Israel has not recognized a general Palestinian "right of return," and was likely to bar the bulk
of refugees from returning to Gaza or the West Bank, from where Israel has also pledged to
withdraw four settlements. So far, Israel has indicated willingness only to allow a limited
number of Arabs to join relatives in pre-1967 Israel under a family reunification plan.

At Gaza Camp's only coffee shop, regulars received free refreshments as they rejoiced over
the Israeli withdrawal.

In one smoke-filled corner, 67-year-old Mohammad al-Ghazawi, wearing a traditional
white-and-black-checked headdress, quizzed his friends.

"Do you think the Israelis will allow us back in Gaza?" he asked, sipping spiced Arabic coffee.

"No" was the quick answer from Ismail Abu-Taha, puffing on a water pipe.

"The Israelis are only maneuvering to show the world that they're giving back lands to
Palestinians, but we're not in their books. We have long been forgotten," he said.

Two blocks away, Umm Mohammad, 72, disagreed.

"Why would they give back the land if they won't allow its owners to go live in it? Don't listen to this nonsense," she said, standing on the doorstep of her shabby convenience store and handing out candy to neighborhood children.

"Palestine is Arab" and "Gaza is liberated" chanted the children, some as young as 5. Waste
flowed along the street from an open sewer at a cluster of rundown brick homes.

Passers-by gave thumbs-up and victory signs to the children, who were leaving a school run by the United Nations Relief and Works Agency. The organization oversees services - including health care and education - to some 13 refugee camps in Jordan.

Gaza Camp, located west of Jerash, Jordan's famed Roman-ruin city, and about 30 miles north of the capital, Amman, is home to 27,000 Palestinians.

UNRWA estimates that 122,000 Gazans live in Jordan, the largest Arab host to the estimated total of 1.8 million Palestinian refugees.
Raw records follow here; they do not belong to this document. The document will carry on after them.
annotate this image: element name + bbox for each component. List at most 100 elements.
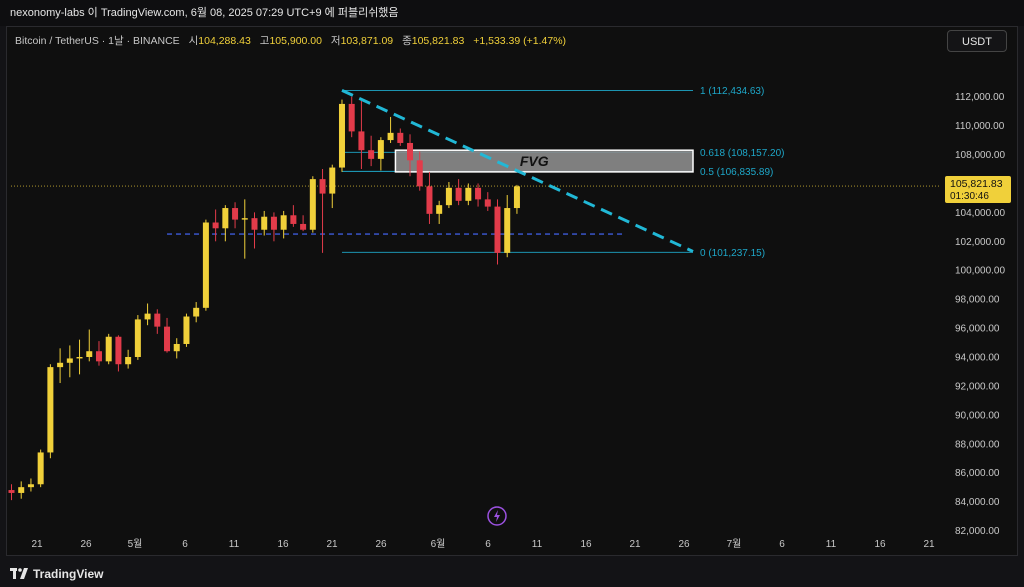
x-tick-label: 16 [874,539,886,550]
symbol-info: Bitcoin / TetherUS · 1날 · BINANCE 시104,2… [15,33,566,48]
y-tick-label: 92,000.00 [955,381,1000,392]
y-tick-label: 82,000.00 [955,526,1000,537]
x-tick-label: 16 [277,539,289,550]
candle-body [436,205,443,214]
close-label: 종 [402,35,412,47]
y-tick-label: 88,000.00 [955,439,1000,450]
candle-body [173,343,180,352]
y-tick-label: 104,000.00 [955,208,1005,219]
footer-bar: TradingView [0,560,1024,587]
x-tick-label: 26 [80,539,92,550]
candle-body [66,358,73,363]
candle-body [222,208,229,229]
candle-body [57,362,64,368]
x-tick-label: 7월 [727,538,742,550]
y-tick-label: 94,000.00 [955,353,1000,364]
candle-body [270,216,277,230]
candle-body [290,215,297,224]
candle-body [125,357,132,365]
x-tick-label: 21 [31,539,43,550]
tradingview-logo[interactable]: TradingView [10,566,103,582]
candle-body [115,336,122,365]
x-tick-label: 16 [580,539,592,550]
lightning-bolt [494,510,500,522]
y-tick-label: 112,000.00 [955,92,1005,103]
candle-body [319,179,326,194]
candle-body [358,131,365,151]
candle-body [261,216,268,230]
change-value: +1,533.39 (+1.47%) [473,35,567,47]
high-value: 105,900.00 [269,35,322,47]
candle-body [8,490,15,493]
publish-bar: nexonomy-labs 이 TradingView.com, 6월 08, … [0,0,1024,26]
chart-frame[interactable]: 82,000.00 84,000.00 86,000.00 88,000.00 90,0… [6,26,1018,556]
y-tick-label: 108,000.00 [955,150,1005,161]
symbol-name: Bitcoin / TetherUS · 1날 · BINANCE [15,35,180,47]
candle-body [475,187,482,200]
fib-level-label: 1 (112,434.63) [700,86,764,97]
candle-body [426,186,433,214]
x-tick-label: 11 [826,539,837,550]
fib-level-label: 0.5 (106,835.89) [700,167,773,178]
fib-level-label: 0 (101,237.15) [700,248,765,259]
price-chart[interactable]: 82,000.00 84,000.00 86,000.00 88,000.00 90,0… [7,27,1019,557]
y-tick-label: 86,000.00 [955,468,1000,479]
fib-level-label: 0.618 (108,157.20) [700,148,785,159]
x-tick-label: 5월 [128,538,143,550]
price-countdown: 01:30:46 [950,191,989,202]
open-label: 시 [188,35,199,47]
y-tick-label: 100,000.00 [955,266,1005,277]
candle-body [105,336,112,362]
candle-body [309,179,316,230]
candle-body [484,199,491,207]
x-tick-label: 6 [779,539,785,550]
candle-body [280,215,287,230]
x-tick-label: 11 [532,539,543,550]
y-tick-label: 96,000.00 [955,324,1000,335]
candle-body [95,351,102,362]
x-tick-label: 21 [326,539,338,550]
low-value: 103,871.09 [340,35,394,47]
brand-label: TradingView [33,567,104,581]
candle-body [348,103,355,132]
publish-text: nexonomy-labs 이 TradingView.com, 6월 08, … [10,7,399,19]
candle-body [300,223,307,230]
tradingview-logo-icon [10,568,28,579]
x-tick-label: 6 [182,539,188,550]
candle-body [18,487,25,493]
candle-body [164,326,171,352]
y-tick-label: 102,000.00 [955,237,1005,248]
candle-body [387,132,394,141]
candle-body [241,218,248,220]
low-label: 저 [330,35,341,47]
open-value: 104,288.43 [198,35,251,47]
candle-body [27,484,34,488]
candle-body [47,367,54,453]
candle-body [397,132,404,143]
candle-body [407,142,414,161]
candle-body [338,103,345,168]
x-tick-label: 21 [923,539,935,550]
candle-body [202,222,209,308]
candle-body [513,186,520,209]
candle-body [154,313,161,327]
candle-body [416,160,423,187]
candle-body [144,313,151,320]
candle-body [232,208,239,220]
candle-body [183,316,190,344]
candle-body [193,307,200,317]
candle-body [455,187,462,201]
y-tick-label: 84,000.00 [955,497,1000,508]
y-tick-label: 98,000.00 [955,295,1000,306]
candle-body [329,167,336,194]
last-price-value: 105,821.83 [950,178,1003,190]
currency-button[interactable]: USDT [947,30,1007,52]
candle-body [494,206,501,253]
close-value: 105,821.83 [411,35,465,47]
y-tick-label: 90,000.00 [955,410,1000,421]
x-tick-label: 6월 [431,538,446,550]
candle-body [445,187,452,206]
x-tick-label: 21 [629,539,641,550]
candle-body [212,222,219,229]
candle-body [504,208,511,253]
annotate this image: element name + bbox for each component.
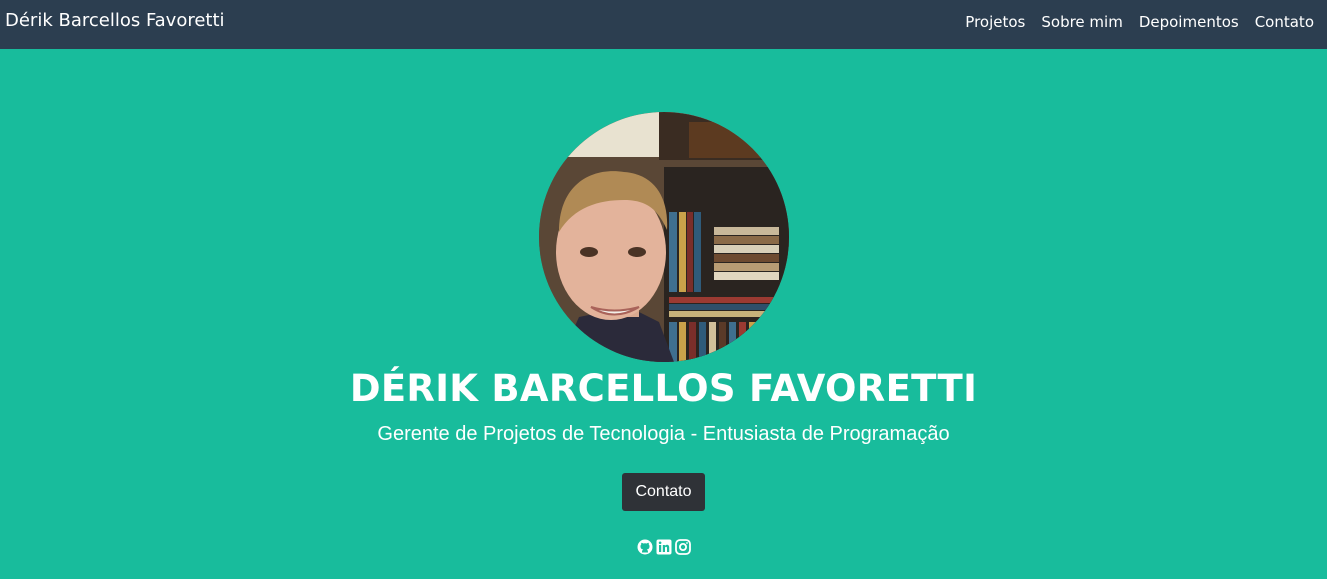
profile-name: DÉRIK BARCELLOS FAVORETTI	[349, 367, 978, 410]
nav-link-sobre-mim[interactable]: Sobre mim	[1041, 13, 1122, 31]
nav-link-projetos[interactable]: Projetos	[965, 13, 1025, 31]
github-icon[interactable]	[637, 539, 653, 555]
linkedin-icon[interactable]	[656, 539, 672, 555]
nav-link-contato[interactable]: Contato	[1255, 13, 1314, 31]
nav-link-depoimentos[interactable]: Depoimentos	[1139, 13, 1239, 31]
nav-menu: Projetos Sobre mim Depoimentos Contato	[965, 13, 1314, 31]
social-links	[637, 539, 691, 555]
brand-link[interactable]: Dérik Barcellos Favoretti	[5, 10, 225, 31]
instagram-icon[interactable]	[675, 539, 691, 555]
navbar: Dérik Barcellos Favoretti Projetos Sobre…	[0, 0, 1327, 49]
contact-button[interactable]: Contato	[622, 473, 705, 511]
profile-photo	[539, 112, 789, 362]
profile-subtitle: Gerente de Projetos de Tecnologia - Entu…	[377, 423, 950, 445]
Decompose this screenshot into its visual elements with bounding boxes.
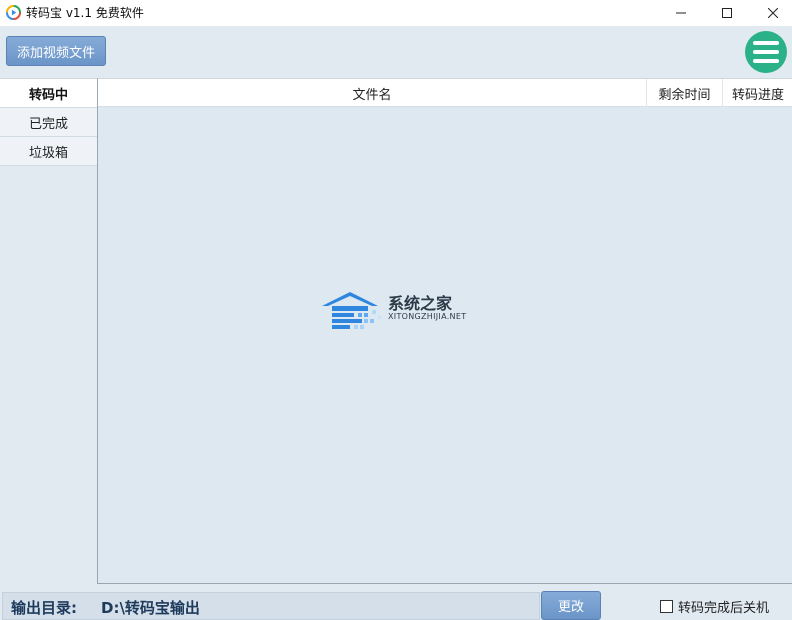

Most of the Gaza natives live in Gaza Camp.

Inside Lebanon's Ein el-Hilweh camp, that country's largest with a population of 75,000
Palestinians, the pullout from Gaza generated joy and hope. Lebanon is third after Jordan and Syria in its number of Palestinians refugees.

Palestinian guerrillas from various factions joined civilians and old women, their heads
covered with white scarves, in an Arabic dance accompanied by bagpipes in the teeming camp.

"When the intefadeh (uprising) began, we felt that something would be achieved. Today, we are sure that this intefadeh has begun achieving the first of its goals with Gaza's independence," said Lt. Col. Maher Shabaitah, who heads the camp's Fatah guerrilla movement office.

Ramzi Qabalawi, 55, a refugee in Lebanon since the 1948 founding of Israel, called the Gaza withdrawal "a great victory" for the Palestinians.

"Had it not been for the resistance and stepped-up attacks on Israel, they (Israelis) would have never thought of withdrawal," he said.

Jubilation at Jordan's Gaza Camp, however, was dimmed by suspicions that the Gaza pullout was merely a tactic to strengthen Israel's grip on the West Bank.

"Any inch of Palestinian land given back to us is good," said Ibrahim Jallad, 35, a sanitation
worker. "But it looks like Gaza will be first and last."

But for Abu-Hashish, the tearful 65-year-old, there was little to think about but returning to
Gaza: "I have a plot of land and a two-story house here, which I'm offering for free to my
Jordanian brothers.

"I want to go home, even if I have to walk all the way."